Active Topics

 


Poll: What advanced text entry method(s) would you like to see on Sailfish?
Poll Options
What advanced text entry method(s) would you like to see on Sailfish?

Reply
Thread Tools
Posts: 86 | Thanked: 362 times | Joined on Dec 2007 @ Paris / France
#191
Originally Posted by ferlanero View Post
I send you a PM with the input file.
Two issues found:
  • My script use aspell as initial dictionary when building language files. It did not deal with affix compression (never heard about this thing before), so it failed with Spanish aspell dictionary (it explains the very low word count). This is now fixed in the git repository.
  • Your corpus file contains some UTF-8 encoding errors and some characters outside allowed range. Error count is very small (~5k errors in a 1GB file) so you can just use the simple cleaning script in okb-engine/tools/clean_corpus.py which will remove these.
    Code:
    lbzip2 -d < corpus.txt.bz2 | clean_corpus.py | lbzip2 > new_corpus.txt.bz2
 

The Following 5 Users Say Thank You to eber42 For This Useful Post:
Posts: 105 | Thanked: 205 times | Joined on Dec 2015 @ Spain
#192
Originally Posted by eber42 View Post
Two issues found:
  • My script use aspell as initial dictionary when building language files. It did not deal with affix compression (never heard about this thing before), so it failed with Spanish aspell dictionary (it explains the very low word count).
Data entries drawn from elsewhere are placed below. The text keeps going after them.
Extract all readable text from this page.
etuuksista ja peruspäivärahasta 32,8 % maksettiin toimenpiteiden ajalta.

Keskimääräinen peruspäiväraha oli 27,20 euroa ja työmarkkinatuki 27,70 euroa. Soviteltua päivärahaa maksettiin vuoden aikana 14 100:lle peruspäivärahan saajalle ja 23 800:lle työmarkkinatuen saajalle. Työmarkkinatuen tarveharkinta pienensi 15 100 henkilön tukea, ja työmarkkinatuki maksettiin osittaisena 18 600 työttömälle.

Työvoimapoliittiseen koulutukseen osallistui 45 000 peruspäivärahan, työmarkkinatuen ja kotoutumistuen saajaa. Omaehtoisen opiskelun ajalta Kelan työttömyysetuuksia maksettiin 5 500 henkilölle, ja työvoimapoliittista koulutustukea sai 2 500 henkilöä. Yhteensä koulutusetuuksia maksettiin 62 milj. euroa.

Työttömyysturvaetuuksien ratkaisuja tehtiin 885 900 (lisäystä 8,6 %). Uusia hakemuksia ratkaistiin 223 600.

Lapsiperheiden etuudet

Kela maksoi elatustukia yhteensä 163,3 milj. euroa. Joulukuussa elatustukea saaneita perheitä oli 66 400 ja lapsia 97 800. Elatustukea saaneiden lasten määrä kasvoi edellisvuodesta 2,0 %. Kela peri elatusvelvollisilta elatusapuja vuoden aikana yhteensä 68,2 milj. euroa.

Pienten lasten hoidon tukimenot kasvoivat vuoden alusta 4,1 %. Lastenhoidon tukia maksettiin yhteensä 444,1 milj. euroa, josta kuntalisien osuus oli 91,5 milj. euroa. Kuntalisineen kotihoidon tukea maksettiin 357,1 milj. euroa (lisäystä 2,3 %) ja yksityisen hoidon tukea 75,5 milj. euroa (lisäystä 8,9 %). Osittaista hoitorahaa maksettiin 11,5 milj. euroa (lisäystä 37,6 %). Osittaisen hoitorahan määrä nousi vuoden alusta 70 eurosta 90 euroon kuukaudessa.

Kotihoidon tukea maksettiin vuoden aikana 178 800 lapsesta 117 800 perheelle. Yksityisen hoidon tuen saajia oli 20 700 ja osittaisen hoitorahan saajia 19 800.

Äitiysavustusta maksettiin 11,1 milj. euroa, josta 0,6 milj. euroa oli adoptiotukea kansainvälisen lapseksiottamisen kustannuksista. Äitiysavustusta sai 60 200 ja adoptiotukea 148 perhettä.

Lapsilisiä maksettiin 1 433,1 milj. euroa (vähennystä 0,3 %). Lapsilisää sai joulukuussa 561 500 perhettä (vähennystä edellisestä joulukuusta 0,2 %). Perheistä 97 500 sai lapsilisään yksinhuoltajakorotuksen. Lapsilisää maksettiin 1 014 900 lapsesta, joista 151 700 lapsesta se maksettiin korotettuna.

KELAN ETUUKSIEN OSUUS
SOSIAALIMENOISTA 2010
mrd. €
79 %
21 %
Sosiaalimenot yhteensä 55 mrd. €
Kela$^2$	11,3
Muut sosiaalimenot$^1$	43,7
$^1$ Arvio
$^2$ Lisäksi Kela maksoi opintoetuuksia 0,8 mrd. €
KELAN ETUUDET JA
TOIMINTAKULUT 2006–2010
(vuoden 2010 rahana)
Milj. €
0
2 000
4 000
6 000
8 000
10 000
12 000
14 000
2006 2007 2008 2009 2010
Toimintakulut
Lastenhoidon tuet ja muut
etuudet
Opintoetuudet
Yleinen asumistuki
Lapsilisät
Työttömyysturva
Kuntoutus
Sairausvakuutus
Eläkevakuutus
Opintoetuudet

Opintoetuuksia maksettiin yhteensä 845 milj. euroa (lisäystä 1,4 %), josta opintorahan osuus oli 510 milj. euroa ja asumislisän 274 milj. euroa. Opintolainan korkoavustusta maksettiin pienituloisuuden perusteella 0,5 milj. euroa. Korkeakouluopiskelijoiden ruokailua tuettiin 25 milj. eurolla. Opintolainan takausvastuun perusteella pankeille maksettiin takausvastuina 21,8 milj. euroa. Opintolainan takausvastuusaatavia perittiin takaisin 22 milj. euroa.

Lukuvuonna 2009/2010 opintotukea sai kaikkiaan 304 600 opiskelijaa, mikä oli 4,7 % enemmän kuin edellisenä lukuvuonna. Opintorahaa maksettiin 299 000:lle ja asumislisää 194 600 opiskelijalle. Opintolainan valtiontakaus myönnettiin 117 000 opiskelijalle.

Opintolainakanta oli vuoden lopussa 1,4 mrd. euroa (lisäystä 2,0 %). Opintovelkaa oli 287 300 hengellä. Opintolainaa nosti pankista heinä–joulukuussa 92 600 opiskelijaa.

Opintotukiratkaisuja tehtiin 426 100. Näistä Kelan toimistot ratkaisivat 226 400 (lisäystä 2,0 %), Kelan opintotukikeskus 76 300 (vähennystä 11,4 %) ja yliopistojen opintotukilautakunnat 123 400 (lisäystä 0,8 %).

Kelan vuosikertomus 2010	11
This is now fixed in the git repository.
  • Your corpus file contains some UTF-8 encoding errors and some characters outside allowed range. Error count is very small (~5k errors in a 1GB file) so you can just use the simple cleaning script in okb-engine/tools/clean_corpus.py which will remove these.
    Code:
    lbzip2 -d < corpus.txt.bz2 | clean_corpus.py | lbzip2 > new_corpus.txt.bz2
Hi eber42

Thanks for your response.

Just one question, when I use your clean tool for the possible UTF-8 errors, it says:

Code:
Traceback (most recent call last):
  File "/home/ferlanero/okb-engine-master/tools/clean_corpus.py", line 23, in <module>
    line = sys.stdin.readline()
  File "/usr/lib/python3.5/codecs.py", line 321, in decode
    (result, consumed) = self._buffer_decode(data, self.errors, final)
UnicodeDecodeError: 'utf-8' codec can't decode byte 0x8a in position 4650: invalid start byte
And the process stop. You know how to fix it? By the way, I continue with my investigations...

Thanks!
 
Posts: 105 | Thanked: 205 times | Joined on Dec 2015 @ Spain
#193
I think I have solved the previous problem... I say you later
 
Posts: 86 | Thanked: 362 times | Joined on Dec 2007 @ Paris / France
#194
Originally Posted by ferlanero View Post
Hi eber42
Just one question, when I use your clean tool for the possible UTF-8 errors, it says:
You have to fetch the last version from the git repository. I committed a fix yesterday.
 

The Following 3 Users Say Thank You to eber42 For This Useful Post:
Posts: 105 | Thanked: 205 times | Joined on Dec 2015 @ Spain
#195
I already did it and now everything is working now I'm working hard in the Spanish language THX!
 

The Following 2 Users Say Thank You to ferlanero For This Useful Post:
Posts: 105 | Thanked: 205 times | Joined on Dec 2015 @ Spain
#196
During the process I get this error. Any ideas?

Code:
[ferlanero@ferlanero-XPS ~]$ export CORPUS_DIR=/home/ferlanero/okboard/langs
[ferlanero@ferlanero-XPS ~]$ export WORK_DIR=/home/ferlanero/okboard/langs
[ferlanero@ferlanero-XPS ~]$ cd /home/ferlanero/okb-engine-master/
[ferlanero@ferlanero-XPS okb-engine-master]$ db/build.sh esBuilding for languages:  es
~/okb-engine-master/ngrams ~/okb-engine-master/db
running build
running build_ext
running build
running build_ext
~/okb-engine-master/db
~/okb-engine-master/cluster ~/okb-engine-master/db
g++ -c -pipe -g -Wall -W -D_REENTRANT -fPIC -DQT_GUI_LIB -DQT_CORE_LIB -I. -isystem /usr/include/qt -isystem /usr/include/qt/QtGui -isystem /usr/include/qt/QtCore -Ibuild -I/usr/lib/qt/mkspecs/linux-g++ -o build/cluster.o cluster.cpp
g++  -o build/cluster build/cluster.o   -lQt5Gui -lQt5Core -lGL -lpthread 
~/okb-engine-master/db
«/home/ferlanero/okb-engine-master/db/lang-en.cf» -> «/home/ferlanero/okboard/langs/lang-en.cf»
«/home/ferlanero/okb-engine-master/db/lang-es.cf» -> «/home/ferlanero/okboard/langs/lang-es.cf»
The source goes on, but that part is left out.